On May 23, 2018, the U.S. Senate passed a comprehensive bill called the U.S. Department of Veterans Affairs Maintaining Internal Systems and Strengthening Integrated Outside Networks Act of 2018 or the VA MISSION Act of 2018 (H.R. 5674), which authorizes the use of Department of Veterans Affairs (VA) provider agreements for "extended care" providers, including nursing facilities among others. The act, which the U.S. House of Representatives recently approved, also covers hospital care and medical service providers.
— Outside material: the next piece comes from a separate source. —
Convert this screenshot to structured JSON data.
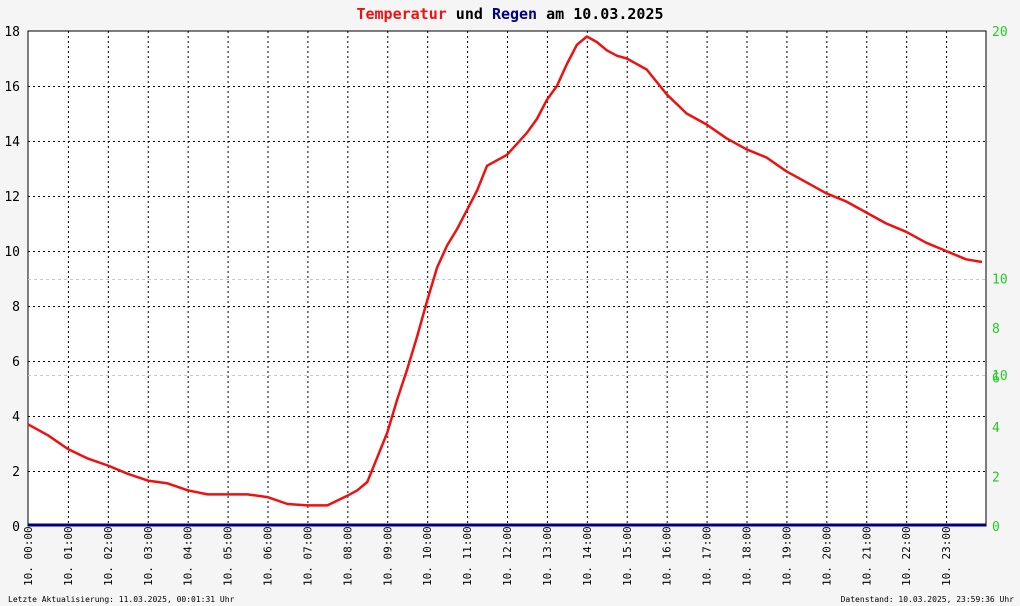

President Trump is expected to sign the legislation into law.

This legislation would remove from authorized provider agreements certain obligations that previously dissuaded many long-term care providers from entering into contracts with the VA.  While participation in Medicare and Medicaid (which are considered grants) does not make participating providers federal contractors, other types of contracts can subject providers to many onerous obligations, such as the preparation of affirmative action programs, the federal contractor minimum wage requirement (which is much higher than the Fair Labor Standards Act's minimum wage requirement), and compliance with several executive orders signed by former president Obama that imposed legal obligations on federal contractors, such as paid sick leave. Participation in a VA contract also currently subjects the provider to the McNamara-O'Hara Service Contract Act, which requires compliance with costly prevailing wage and benefit packages for employees providing services to veterans in covered facilities.
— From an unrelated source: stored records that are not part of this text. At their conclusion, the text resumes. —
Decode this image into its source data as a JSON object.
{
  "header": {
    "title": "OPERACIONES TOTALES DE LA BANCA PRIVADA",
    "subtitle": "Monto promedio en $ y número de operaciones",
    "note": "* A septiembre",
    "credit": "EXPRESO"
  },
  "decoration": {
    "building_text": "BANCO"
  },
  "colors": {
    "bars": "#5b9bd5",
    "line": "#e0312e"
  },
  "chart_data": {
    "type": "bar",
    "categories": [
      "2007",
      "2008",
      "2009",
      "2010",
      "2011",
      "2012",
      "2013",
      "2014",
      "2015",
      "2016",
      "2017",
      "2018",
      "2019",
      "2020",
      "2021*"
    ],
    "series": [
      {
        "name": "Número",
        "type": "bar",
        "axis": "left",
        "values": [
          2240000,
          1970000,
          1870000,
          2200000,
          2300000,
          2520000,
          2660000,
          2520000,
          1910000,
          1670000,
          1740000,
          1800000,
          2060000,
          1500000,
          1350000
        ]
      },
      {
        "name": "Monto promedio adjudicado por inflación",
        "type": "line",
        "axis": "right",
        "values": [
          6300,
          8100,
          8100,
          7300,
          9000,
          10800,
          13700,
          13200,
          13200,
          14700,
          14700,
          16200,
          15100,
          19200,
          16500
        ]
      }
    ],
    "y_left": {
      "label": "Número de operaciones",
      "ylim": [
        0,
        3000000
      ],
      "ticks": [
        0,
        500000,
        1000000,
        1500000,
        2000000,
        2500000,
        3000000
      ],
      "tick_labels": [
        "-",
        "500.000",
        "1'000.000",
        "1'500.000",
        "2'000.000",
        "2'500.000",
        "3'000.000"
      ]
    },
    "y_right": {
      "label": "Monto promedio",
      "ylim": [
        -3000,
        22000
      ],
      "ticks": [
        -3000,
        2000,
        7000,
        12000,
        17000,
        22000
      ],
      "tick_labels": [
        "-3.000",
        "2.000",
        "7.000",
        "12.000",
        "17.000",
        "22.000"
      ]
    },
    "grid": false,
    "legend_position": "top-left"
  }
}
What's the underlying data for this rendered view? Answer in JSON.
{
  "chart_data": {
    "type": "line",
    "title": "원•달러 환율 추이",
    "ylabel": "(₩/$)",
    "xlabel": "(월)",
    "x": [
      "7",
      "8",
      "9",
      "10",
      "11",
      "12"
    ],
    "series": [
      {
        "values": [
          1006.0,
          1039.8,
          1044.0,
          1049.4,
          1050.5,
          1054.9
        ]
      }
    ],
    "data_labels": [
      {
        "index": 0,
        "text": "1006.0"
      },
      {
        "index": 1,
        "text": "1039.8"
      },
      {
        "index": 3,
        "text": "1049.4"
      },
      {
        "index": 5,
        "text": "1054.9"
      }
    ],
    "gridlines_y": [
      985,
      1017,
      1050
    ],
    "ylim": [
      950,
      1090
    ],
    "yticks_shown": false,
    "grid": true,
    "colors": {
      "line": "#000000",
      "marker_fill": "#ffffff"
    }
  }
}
Once effective, the VA Mission Act would eliminate these additional burdens and insulate participants in provider agreements, referred to in the legislation as "Veterans Care Agreements," from being considered federal contractors. The legislation provides that covered providers will be subject to the same affirmative action moratorium as is applied to TRICARE contractors and subcontractors in Directive 2014-01 of the Office of Federal Contract Compliance Programs. The legislation states that the referenced moratorium cannot be altered or rescinded until May 19, 2019. (As noted in a recent article on our blog by Leigh Nason and Hera Arsen, the moratorium was recently extended by the Department of Labor until May 7, 2021.)
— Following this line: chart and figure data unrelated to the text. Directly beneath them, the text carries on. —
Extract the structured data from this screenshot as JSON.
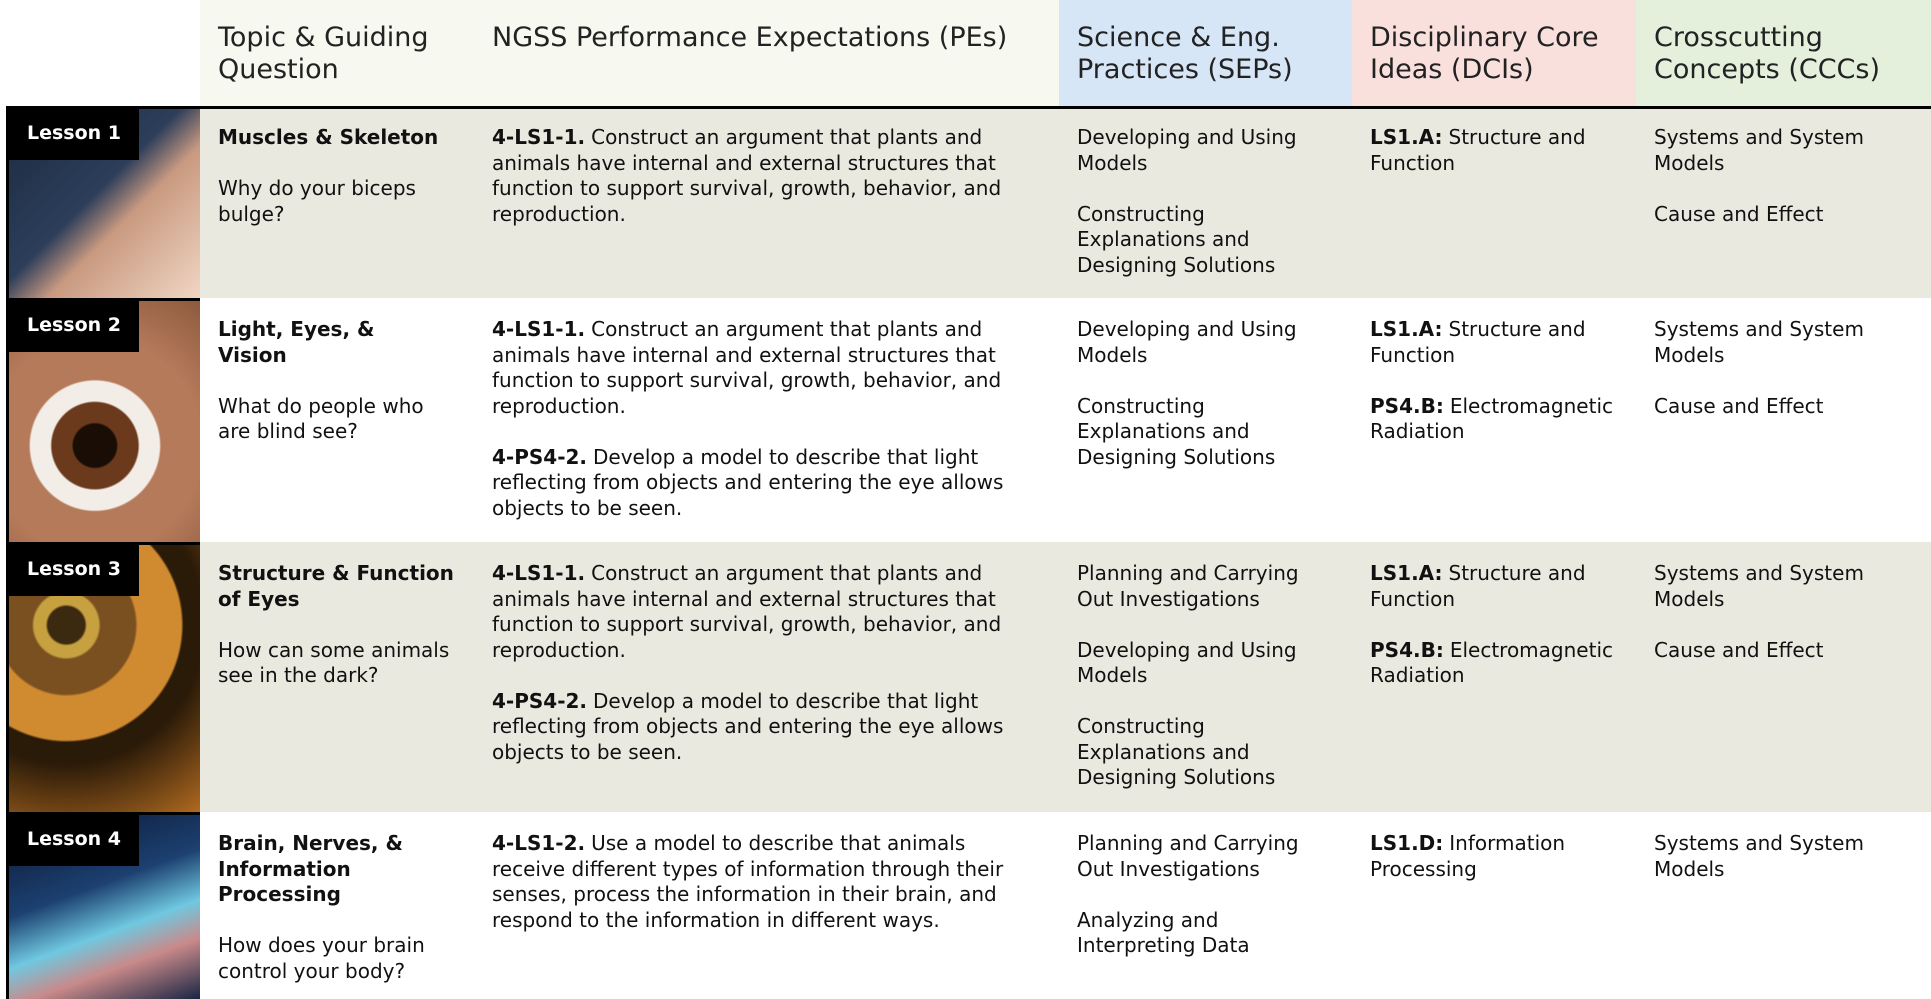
{
  "header": {
    "columns": [
      "Topic & Guiding Question",
      "NGSS Performance Expectations (PEs)",
      "Science & Eng. Practices (SEPs)",
      "Disciplinary Core Ideas (DCIs)",
      "Crosscutting Concepts (CCCs)"
    ]
  },
  "rows": [
    {
      "lesson": "Lesson 1",
      "topic": "Muscles & Skeleton",
      "question": "Why do your biceps bulge?",
      "pes": [
        {
          "code": "4-LS1-1.",
          "text": "Construct an argument that plants and animals have internal and external structures that function to support survival, growth, behavior, and reproduction."
        }
      ],
      "seps": [
        "Developing and Using Models",
        "Constructing Explanations and Designing Solutions"
      ],
      "dcis": [
        {
          "code": "LS1.A:",
          "text": "Structure and Function"
        }
      ],
      "cccs": [
        "Systems and System Models",
        "Cause and Effect"
      ]
    },
    {
      "lesson": "Lesson 2",
      "topic": "Light, Eyes, & Vision",
      "question": "What do people who are blind see?",
      "pes": [
        {
          "code": "4-LS1-1.",
          "text": "Construct an argument that plants and animals have internal and external structures that function to support survival, growth, behavior, and reproduction."
        },
        {
          "code": "4-PS4-2.",
          "text": "Develop a model to describe that light reflecting from objects and entering the eye allows objects to be seen."
        }
      ],
      "seps": [
        "Developing and Using Models",
        "Constructing Explanations and Designing Solutions"
      ],
      "dcis": [
        {
          "code": "LS1.A:",
          "text": "Structure and Function"
        },
        {
          "code": "PS4.B:",
          "text": "Electromagnetic Radiation"
        }
      ],
      "cccs": [
        "Systems and System Models",
        "Cause and Effect"
      ]
    },
    {
      "lesson": "Lesson 3",
      "topic": "Structure & Function of Eyes",
      "question": "How can some animals see in the dark?",
      "pes": [
        {
          "code": "4-LS1-1.",
          "text": "Construct an argument that plants and animals have internal and external structures that function to support survival, growth, behavior, and reproduction."
        },
        {
          "code": "4-PS4-2.",
          "text": "Develop a model to describe that light reflecting from objects and entering the eye allows objects to be seen."
        }
      ],
      "seps": [
        "Planning and Carrying Out Investigations",
        "Developing and Using Models",
        "Constructing Explanations and Designing Solutions"
      ],
      "dcis": [
        {
          "code": "LS1.A:",
          "text": "Structure and Function"
        },
        {
          "code": "PS4.B:",
          "text": "Electromagnetic Radiation"
        }
      ],
      "cccs": [
        "Systems and System Models",
        "Cause and Effect"
      ]
    },
    {
      "lesson": "Lesson 4",
      "topic": "Brain, Nerves, & Information Processing",
      "question": "How does your brain control your body?",
      "pes": [
        {
          "code": "4-LS1-2.",
          "text": "Use a model to describe that animals receive different types of information through their senses, process the information in their brain, and respond to the information in different ways."
        }
      ],
      "seps": [
        "Planning and Carrying Out Investigations",
        "Analyzing and Interpreting Data"
      ],
      "dcis": [
        {
          "code": "LS1.D:",
          "text": "Information Processing"
        }
      ],
      "cccs": [
        "Systems and System Models"
      ]
    }
  ]
}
Long-term care providers are obviously excited about this legislation, but according to VA staff, providers would have to wait at least a year so that the VA could implement regulations and make the new provider agreements available. The legislation itself states that the effective date of the legislation would be the later of "(1) the date that is 30 days after the date on which the Secretary of Veterans Affairs submits the report required under section 101(q)(2) of the Veterans Access, Choice, and Accountability Act of 2014 . . . or (2) the date on which the Secretary promulgates regulations pursuant to subsection (c)," which requires that those regulations be issued not later than one year after the enactment of the Act. It appears that the second effective date would likely be the one that would apply.